Sherrod had shopped in the building when it was a Winn-Dixie store. Walking through the empty grocery store, she realized its massive size.
“I walked into the building after it had been given to us, and once it was empty, I was like, ‘Oh my goodness, what have we done?’” Sherrod says.
The Table will serve as an aggregation site for food and include a farmer’s market, office space for Community Development Financial Institution (CDFI) banking—which focuses on lending in low-income communities—a commercial kitchen, a farmers market, and additional training spaces to offer classes for farmers, local businesses and community members.
“It’s in a part of Albany where there’s been no development and one of the poorest areas that’s been hardest hit by COVID,” Sherrod says. “This is becoming a major project not only for farmers, but for this community.”
'More space than we need'
The Table is operated by the Southwest Georgia Project, the deed-holder of the project, but Sherrod is branding much of the work under The Sherrod Institute.
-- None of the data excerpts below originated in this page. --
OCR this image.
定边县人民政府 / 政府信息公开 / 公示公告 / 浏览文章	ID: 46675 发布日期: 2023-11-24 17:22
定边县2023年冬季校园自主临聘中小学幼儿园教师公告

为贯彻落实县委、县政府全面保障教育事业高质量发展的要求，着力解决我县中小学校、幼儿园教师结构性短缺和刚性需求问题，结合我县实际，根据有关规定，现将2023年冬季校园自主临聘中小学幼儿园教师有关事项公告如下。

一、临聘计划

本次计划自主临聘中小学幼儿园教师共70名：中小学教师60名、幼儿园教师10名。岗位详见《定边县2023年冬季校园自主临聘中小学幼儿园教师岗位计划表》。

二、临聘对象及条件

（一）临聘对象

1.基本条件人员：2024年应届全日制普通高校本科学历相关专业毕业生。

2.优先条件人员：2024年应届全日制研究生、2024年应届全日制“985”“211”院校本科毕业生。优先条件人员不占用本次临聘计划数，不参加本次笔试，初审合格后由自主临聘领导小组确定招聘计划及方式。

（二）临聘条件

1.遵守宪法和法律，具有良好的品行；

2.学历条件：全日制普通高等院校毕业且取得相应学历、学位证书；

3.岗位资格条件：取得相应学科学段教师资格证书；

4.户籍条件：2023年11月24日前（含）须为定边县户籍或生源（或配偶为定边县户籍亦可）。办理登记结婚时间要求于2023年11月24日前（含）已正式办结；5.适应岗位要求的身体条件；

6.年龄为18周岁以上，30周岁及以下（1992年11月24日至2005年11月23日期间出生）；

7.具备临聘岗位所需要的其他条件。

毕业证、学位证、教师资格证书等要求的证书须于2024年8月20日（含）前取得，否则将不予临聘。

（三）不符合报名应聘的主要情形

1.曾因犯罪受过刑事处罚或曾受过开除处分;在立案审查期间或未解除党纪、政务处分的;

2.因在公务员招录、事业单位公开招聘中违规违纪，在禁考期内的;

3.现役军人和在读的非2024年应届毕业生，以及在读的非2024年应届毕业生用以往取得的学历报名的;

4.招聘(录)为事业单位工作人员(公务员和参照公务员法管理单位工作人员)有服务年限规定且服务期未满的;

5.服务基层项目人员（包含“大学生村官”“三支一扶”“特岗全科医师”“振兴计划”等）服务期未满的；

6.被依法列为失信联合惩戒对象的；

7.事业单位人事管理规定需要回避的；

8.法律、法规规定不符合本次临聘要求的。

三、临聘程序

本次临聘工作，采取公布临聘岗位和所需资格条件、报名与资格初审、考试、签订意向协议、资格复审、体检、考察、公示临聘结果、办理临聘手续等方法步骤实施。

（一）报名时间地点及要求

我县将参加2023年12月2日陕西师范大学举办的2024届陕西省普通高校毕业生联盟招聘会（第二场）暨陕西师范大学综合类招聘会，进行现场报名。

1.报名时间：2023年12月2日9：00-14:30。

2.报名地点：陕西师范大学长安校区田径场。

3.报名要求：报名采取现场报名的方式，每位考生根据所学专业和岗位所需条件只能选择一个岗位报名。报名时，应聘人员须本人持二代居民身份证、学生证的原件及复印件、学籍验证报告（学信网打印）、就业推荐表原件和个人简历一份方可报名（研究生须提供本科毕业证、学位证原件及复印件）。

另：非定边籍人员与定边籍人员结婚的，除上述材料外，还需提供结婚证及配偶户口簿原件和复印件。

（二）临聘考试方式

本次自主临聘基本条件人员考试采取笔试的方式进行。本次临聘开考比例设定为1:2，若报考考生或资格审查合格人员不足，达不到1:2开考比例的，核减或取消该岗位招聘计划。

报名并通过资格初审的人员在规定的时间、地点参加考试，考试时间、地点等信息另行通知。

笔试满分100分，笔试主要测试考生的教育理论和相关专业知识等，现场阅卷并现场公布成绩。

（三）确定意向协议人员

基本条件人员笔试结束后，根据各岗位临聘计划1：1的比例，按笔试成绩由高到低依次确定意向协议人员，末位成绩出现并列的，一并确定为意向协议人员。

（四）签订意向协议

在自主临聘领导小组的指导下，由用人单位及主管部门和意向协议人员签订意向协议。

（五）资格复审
According to Sherrod’s publicist, The Sherrod Institute is an umbrella brand name that covers the Sherrods’ other nonprofits: Southwest Georgia Project, the Charles Sherrod Community Development Corporation and New Communities, which includes Resora, a 1,638-acre former plantation near Albany that has several rental cabins along the Southwest Georgia Agri-Tourism Trail.
“If you were here, it would be hard to tell which (project) is which because everybody is working on everything,” Sherrod says. “We had to put these legal entities together to be able to do the work. But the building was actually given to Southwest Georgia Project.”
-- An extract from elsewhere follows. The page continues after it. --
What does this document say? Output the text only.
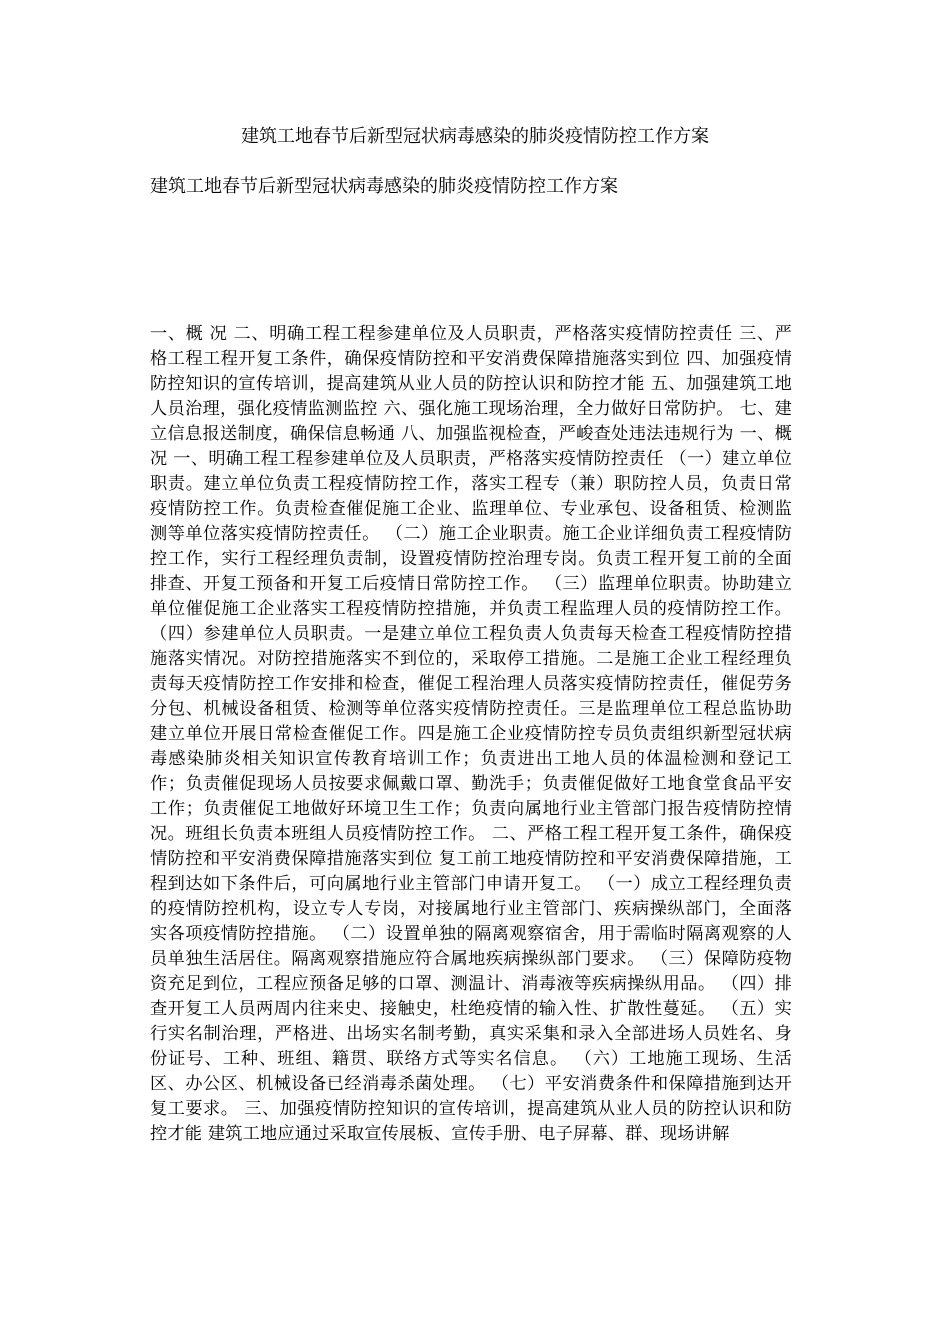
建筑工地春节后新型冠状病毒感染的肺炎疫情防控工作方案
建筑工地春节后新型冠状病毒感染的肺炎疫情防控工作方案

一、概 况 二、明确工程工程参建单位及人员职责，严格落实疫情防控责任 三、严格工程工程开复工条件，确保疫情防控和平安消费保障措施落实到位 四、加强疫情防控知识的宣传培训，提高建筑从业人员的防控认识和防控才能 五、加强建筑工地人员治理，强化疫情监测监控 六、强化施工现场治理，全力做好日常防护。 七、建立信息报送制度，确保信息畅通 八、加强监视检查，严峻查处违法违规行为 一、概 况 一、明确工程工程参建单位及人员职责，严格落实疫情防控责任 （一）建立单位职责。建立单位负责工程疫情防控工作，落实工程专（兼）职防控人员，负责日常疫情防控工作。负责检查催促施工企业、监理单位、专业承包、设备租赁、检测监测等单位落实疫情防控责任。 （二）施工企业职责。施工企业详细负责工程疫情防控工作，实行工程经理负责制，设置疫情防控治理专岗。负责工程开复工前的全面排查、开复工预备和开复工后疫情日常防控工作。 （三）监理单位职责。协助建立单位催促施工企业落实工程疫情防控措施，并负责工程监理人员的疫情防控工作。 （四）参建单位人员职责。一是建立单位工程负责人负责每天检查工程疫情防控措施落实情况。对防控措施落实不到位的，采取停工措施。二是施工企业工程经理负责每天疫情防控工作安排和检查，催促工程治理人员落实疫情防控责任，催促劳务分包、机械设备租赁、检测等单位落实疫情防控责任。三是监理单位工程总监协助建立单位开展日常检查催促工作。四是施工企业疫情防控专员负责组织新型冠状病毒感染肺炎相关知识宣传教育培训工作；负责进出工地人员的体温检测和登记工作；负责催促现场人员按要求佩戴口罩、勤洗手；负责催促做好工地食堂食品平安工作；负责催促工地做好环境卫生工作；负责向属地行业主管部门报告疫情防控情况。班组长负责本班组人员疫情防控工作。 二、严格工程工程开复工条件，确保疫情防控和平安消费保障措施落实到位 复工前工地疫情防控和平安消费保障措施，工程到达如下条件后，可向属地行业主管部门申请开复工。 （一）成立工程经理负责的疫情防控机构，设立专人专岗，对接属地行业主管部门、疾病操纵部门，全面落实各项疫情防控措施。 （二）设置单独的隔离观察宿舍，用于需临时隔离观察的人员单独生活居住。隔离观察措施应符合属地疾病操纵部门要求。 （三）保障防疫物资充足到位，工程应预备足够的口罩、测温计、消毒液等疾病操纵用品。 （四）排查开复工人员两周内往来史、接触史，杜绝疫情的输入性、扩散性蔓延。 （五）实行实名制治理，严格进、出场实名制考勤，真实采集和录入全部进场人员姓名、身份证号、工种、班组、籍贯、联络方式等实名信息。 （六）工地施工现场、生活区、办公区、机械设备已经消毒杀菌处理。 （七）平安消费条件和保障措施到达开复工要求。 三、加强疫情防控知识的宣传培训，提高建筑从业人员的防控认识和防控才能 建筑工地应通过采取宣传展板、宣传手册、电子屏幕、群、现场讲解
Once The Table opens, farmers from 14 counties in Georgia can have their crops cleaned, processed, packaged at the site to be sold locally and shipped outside of the area. Processing will be done in the back of the former grocery store, where the refrigeration cases were located. This opportunity will especially help farmers with the smallest acreage, Sherrod says, because they can’t always process, package and ship their food unless they have a higher sales volume.
The building will also include a podcast studio and rooms for educational sessions on food preparation and the importance of good food for a healthy lifestyle.
“The building is more space than we need,” Sherrod says. “We started looking at what else could happen there.”
To help with research, Sherrod says a team from Southwest Georgia Project and local health practitioners, including Dr. Derek Heard of Phoebe Putney Health System, visited Minnesota-based Pillsbury United Communities North Market, a chain of full-service grocery stores that couples affordable prices with programs in nutrition, fitness and mindfulness.
Based on what she saw in Minnesota, Sherrod plans to collaborate with Phoebe Putney Memorial Hospital and The Southwest Campus of the Medical College of Georgia. Her goal: couple health and wellness with access to food by having medical students come to The Table for training and to teach community members the importance of good health and eating fresh produce.
Sherrod says she hopes to break ground to make the necessary repairs and renovations in the spring of 2023. According to a publicist, the Federal Emergency Management Agency requires the building be raised one foot higher before it can open, a demand the project's architects are working on.
In the meantime, Sherrod says she’s working with farmers and the local school system to get fresh produce to kids who might not have access.
“It’s not enough to feed the whole student body in county, but some meals from time to time that are grown by local farmers,” Sherrod says.